On ne va pas trop revenir sur le gameplay de Rome II, qui est celui de tous les Total War : gestion (commerce, industrie, agriculture, entretien de l'armée, taxes, contentement de la population), stratégie à grande échelle (conquête militaire ou diplomatie, stabilisation économique et culturelle, choix des unités en fonction des ennemis en cours...) et enfin tactique sur le terrain (positionnement des troupes, contrôle en temps réel, furtivité et embuscades, charges dévastatrices, compétences spéciales, etc.) On retrouve tous ces éléments et, ma foi, l'ensemble ne présente pas vraiment de grosses nouveautés au final. Il y a bien le système politique, que The Creative Assembly avait déjà tâté auparavant, mais qu'ils ont cette fois mis en avant dans la promo de leur titre, façon série télé HBO, mais...

Un coup de pilum dans l'eau

Eh bien, c'est une déception. Il y a plus de drama lors d'une réunion tupperware que dans une partie de Rome II, qui vous demande de pistonner des généraux ambitieux de votre famille pour progresser en société et obtenir ainsi de nouveaux avantages. Contre monnaie sonnante et trébuchante, assassinats, mariages arrangés, rumeurs sournoises ou corruption pure et simple sont au menu, mais sans aucune passion ni narration. Le mécanisme d'équilibre de puissance entre les différentes maisons (ou clans ou tribus) est très mal expliqué et aussi obscur qu'une note de frais d'un sénateur européen. Eh, du coup, c'est peut être voulu comme ça ? En tout cas, c'est très peu attirant.

Alea Jacta à l'ouest

De même pour les événements spéciaux qui viennent - assez rarement - perturber le ronron du passage des années. Je n'ai vu qu'une poignée de scénarios se battre en duel (quoi, ma fille est encore une traînée ?) et le résultat de votre choix lors du "dilemme" semble bien trop aléatoire pour qu'on se sente investi au moment de le prendre. S'installer en politique demande un effort global dans le jeu : gagner de l'influence, du "gravitas", avec un général de votre maison (si possible un qui soit ambitieux), en le plaçant dans les meilleures batailles et en espérant qu'il ne meurt pas trop vite. Payer pour calmer l'ardeur des autres. Puis monter dans la société. Les bonus peuvent être pas mal, bien que ça manque de surprise, mais... tout ça pour ça ? Pour un type qui va claquer de vieillerie au mieux 20 tours plus tard ? Expliquez-moi quand ça vaut le coup, parce que là j'ai du mal à être excité...

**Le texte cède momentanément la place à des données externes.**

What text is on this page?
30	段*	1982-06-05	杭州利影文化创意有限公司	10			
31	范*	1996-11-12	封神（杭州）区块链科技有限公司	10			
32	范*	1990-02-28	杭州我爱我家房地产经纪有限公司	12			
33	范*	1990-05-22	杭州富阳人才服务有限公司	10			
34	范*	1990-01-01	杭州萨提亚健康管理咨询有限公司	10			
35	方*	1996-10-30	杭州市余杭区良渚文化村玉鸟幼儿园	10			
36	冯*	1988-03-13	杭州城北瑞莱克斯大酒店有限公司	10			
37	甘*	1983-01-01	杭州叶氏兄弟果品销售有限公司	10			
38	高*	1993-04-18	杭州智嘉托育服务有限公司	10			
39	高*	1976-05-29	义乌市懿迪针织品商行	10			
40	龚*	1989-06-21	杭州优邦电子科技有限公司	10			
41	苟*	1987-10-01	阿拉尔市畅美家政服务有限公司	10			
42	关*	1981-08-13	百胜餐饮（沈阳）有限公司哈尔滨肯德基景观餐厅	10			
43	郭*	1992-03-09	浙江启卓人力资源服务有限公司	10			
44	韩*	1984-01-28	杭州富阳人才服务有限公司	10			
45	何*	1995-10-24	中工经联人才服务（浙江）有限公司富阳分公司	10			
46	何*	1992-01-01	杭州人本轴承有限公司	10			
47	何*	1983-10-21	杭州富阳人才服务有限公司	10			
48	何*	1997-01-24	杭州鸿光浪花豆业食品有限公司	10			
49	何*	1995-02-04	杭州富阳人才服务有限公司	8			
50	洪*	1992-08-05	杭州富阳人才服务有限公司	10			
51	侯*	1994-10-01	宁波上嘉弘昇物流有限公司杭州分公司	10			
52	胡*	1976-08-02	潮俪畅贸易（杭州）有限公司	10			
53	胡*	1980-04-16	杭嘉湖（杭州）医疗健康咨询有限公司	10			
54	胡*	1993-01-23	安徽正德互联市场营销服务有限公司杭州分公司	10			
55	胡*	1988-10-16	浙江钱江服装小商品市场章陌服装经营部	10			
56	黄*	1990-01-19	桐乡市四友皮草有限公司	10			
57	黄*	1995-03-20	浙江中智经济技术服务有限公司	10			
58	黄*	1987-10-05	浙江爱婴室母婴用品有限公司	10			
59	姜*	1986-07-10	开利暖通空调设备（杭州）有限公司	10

On vous civilisera jusque dans vos toilettes

Je préfère passer mon temps et mon argent à gérer mes provinces durement conquises, région par région. La carte est immense, il faut bien le comprendre. IMMENSE ! Au bout d'une journée de jeu, vous aurez peut être annexé quelques territoires contigus à votre mini empire de départ, guère plus. Il faut être sacrément ambitieux pour imaginer s'étaler sur le reste de l'Europe. Mais tout vient à point à qui sait s'étendre... On progresse pas à pas dans Rome II, car chaque prise doit être stabilisée (plus ou moins) avant de passer à la suivante. Cela veut dire fixer des troupes (en nombre limité) sur place et utiliser des agents (eux aussi en nombre limité) pour amuser la population et lui apprendre le latin pendant qu'on pose en douce des latrines dans les arrière-cours. Au bout de quelques tours/années, ces vils barbares seront tous d'accord pour admettre que votre culture et le tout-à-l'égout c'est vachement mieux que leur vieille hutte qui sent le chaume pourri. Et vous pourrez alors défiler jusqu'au au prochain village d'irréductibles crétins refusant encore et toujours le confort moderne et le système décimal.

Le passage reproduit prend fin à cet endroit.